Inside the plant, the stuff goes through more sorting. To isolate the glass, a magnet first pulls out metal caps, lids, small tin cans, and other pieces of metal.
Getting the metal out is the easy part. But to turn glass back into bottles, you also have to sort the broken glass by color. (Clear glass is the easiest to turn back into bottles, and the most valuable product of glass recycling.)
When recycling centers relied mainly on human labor, sorting out broken pieces of clear glass from the greens, browns, and blues was a slow and dangerous job, according to Tom Outerbridge, the general manager at the recycling facility.
Today, recycling plants use optical sorting machines. These machines take pictures of all the glass, and then use air jets to blow the clear glass onto a different conveyor belt.

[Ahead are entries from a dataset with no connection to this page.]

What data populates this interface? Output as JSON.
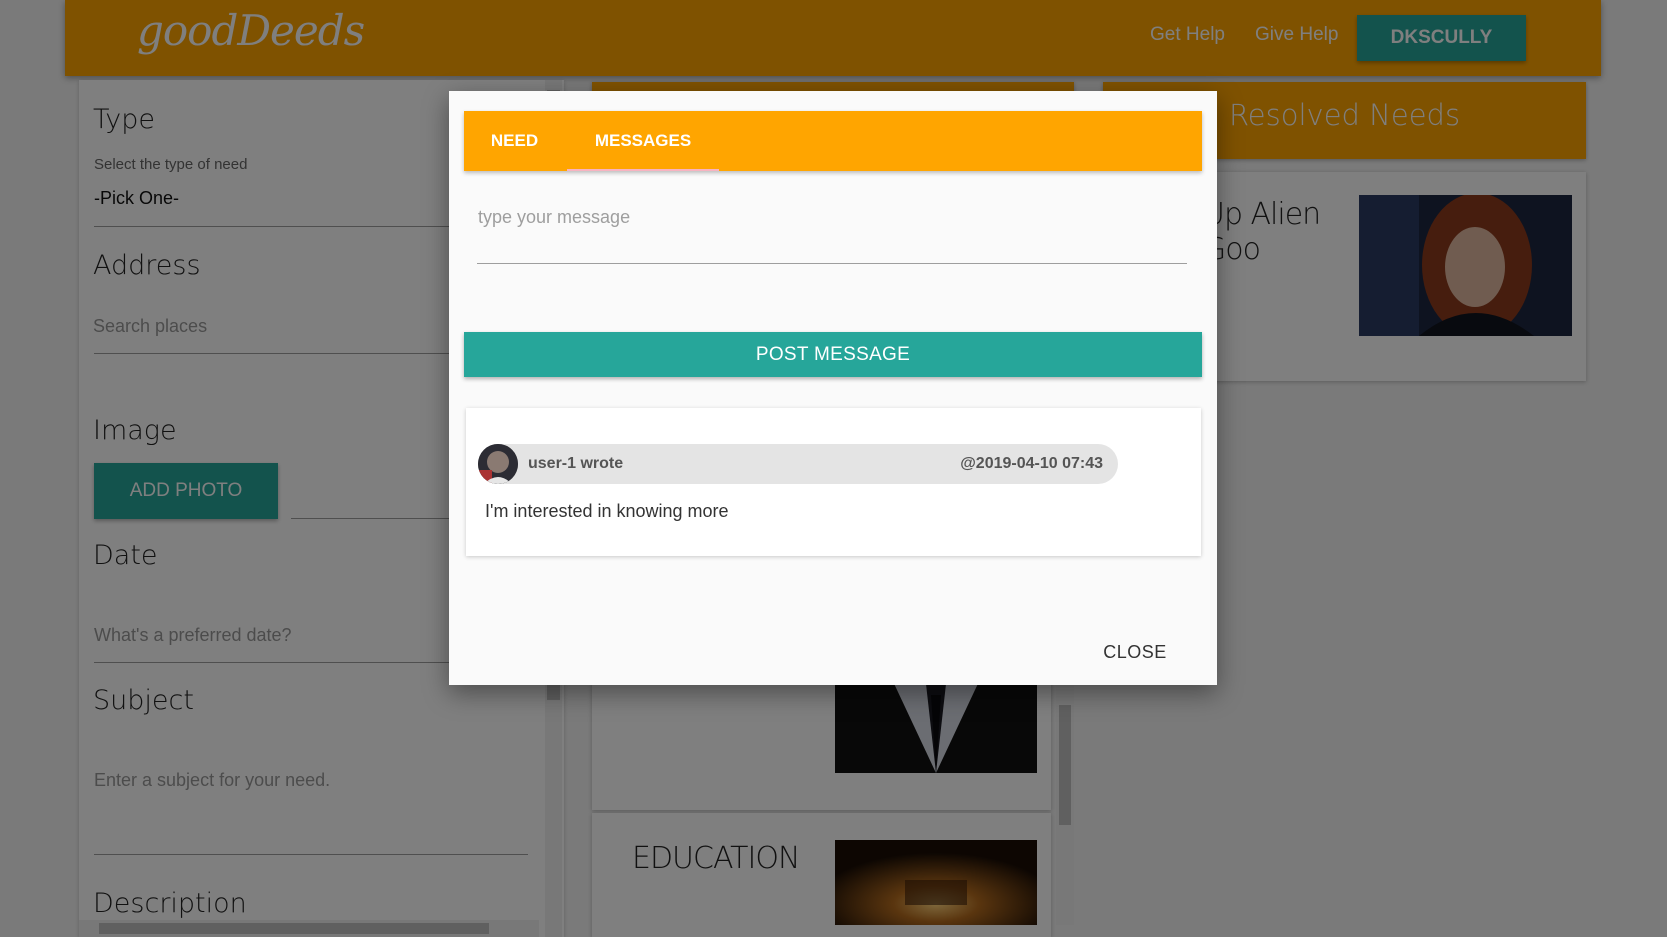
{
  "app": {
    "logo": "goodDeeds",
    "nav": {
      "get_help": "Get Help",
      "give_help": "Give Help",
      "user": "DKSCULLY"
    }
  },
  "form": {
    "type_heading": "Type",
    "type_hint": "Select the type of need",
    "type_value": "-Pick One-",
    "address_heading": "Address",
    "address_placeholder": "Search places",
    "image_heading": "Image",
    "add_photo": "ADD PHOTO",
    "date_heading": "Date",
    "date_placeholder": "What's a preferred date?",
    "subject_heading": "Subject",
    "subject_placeholder": "Enter a subject for your need.",
    "description_heading": "Description"
  },
  "needs_list": {
    "cards": [
      {
        "title": "EDUCATION"
      }
    ]
  },
  "resolved": {
    "heading": "Resolved Needs",
    "card_title_line1": "Up Alien",
    "card_title_line2": "Goo"
  },
  "modal": {
    "tabs": [
      {
        "label": "NEED"
      },
      {
        "label": "MESSAGES"
      }
    ],
    "active_tab": "MESSAGES",
    "message_placeholder": "type your message",
    "post_button": "POST MESSAGE",
    "messages": [
      {
        "author": "user-1 wrote",
        "date": "@2019-04-10 07:43",
        "text": "I'm interested in knowing more"
      }
    ],
    "close_button": "CLOSE"
  },
  "colors": {
    "accent": "#ffa500",
    "primary": "#26a69a",
    "tab_indicator": "#f8b3c0"
  }
}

The recycling plant sells the crushed clear glass to bottle manufacturers, like Ardagh Group in Salem, NJ. When we visited, they were making Snapple bottles, mason jars, and Nantucket Nectar bottles. Gary Shears, the general manager, says that they use about 150 tons of clear recycled glass a day.
Here's a bulldozer delivering 25 tons of recycled glass to the bottle factory:
The recycled glass is mixed with soda ash, sand, and limestone, and everything is melted together in furnace heated to 2,700 degrees. (We wanted to take a picture of the furnace, but they warned us that it was so hot that getting close to it could destroy our camera lens. Which makes sense, given that it was hot enough to melt glass.)

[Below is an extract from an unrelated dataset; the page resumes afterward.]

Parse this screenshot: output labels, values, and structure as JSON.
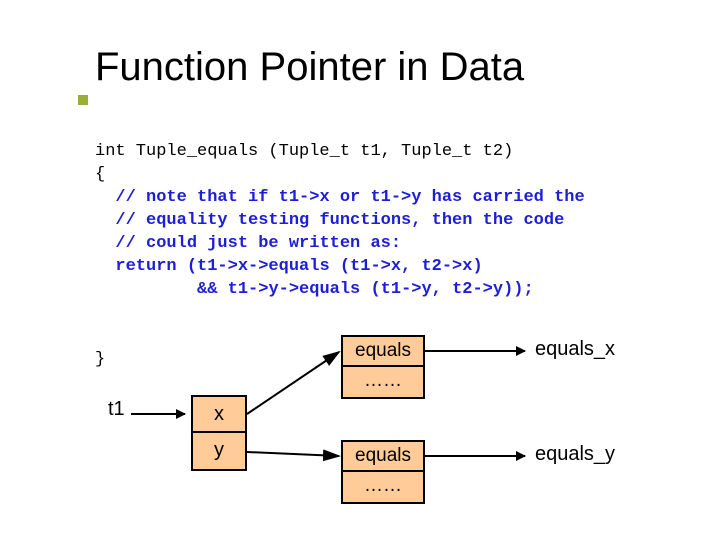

Gary says they can never get enough recycled glass. Recycled glass melts at a lower temperature than the raw materials used to make glass from scratch. So more recycled glass means huge energy savings. Right now, his bottles are made of about 20-25 percent recycled glass. Gary said he would use two or three times as much, if there was more recycled glass available.
The bright orange molten glass is weighed and cut into pieces called gobs, which are dropped onto molds to create the mouth of the bottles.
Then a glass blowing machine blows the gobs of molten glass into red hot bottles. Salem's newer machines can make about 400 bottles a minute.
The Salem glass factory ships about 3 million Snapple bottles a day, six days a week.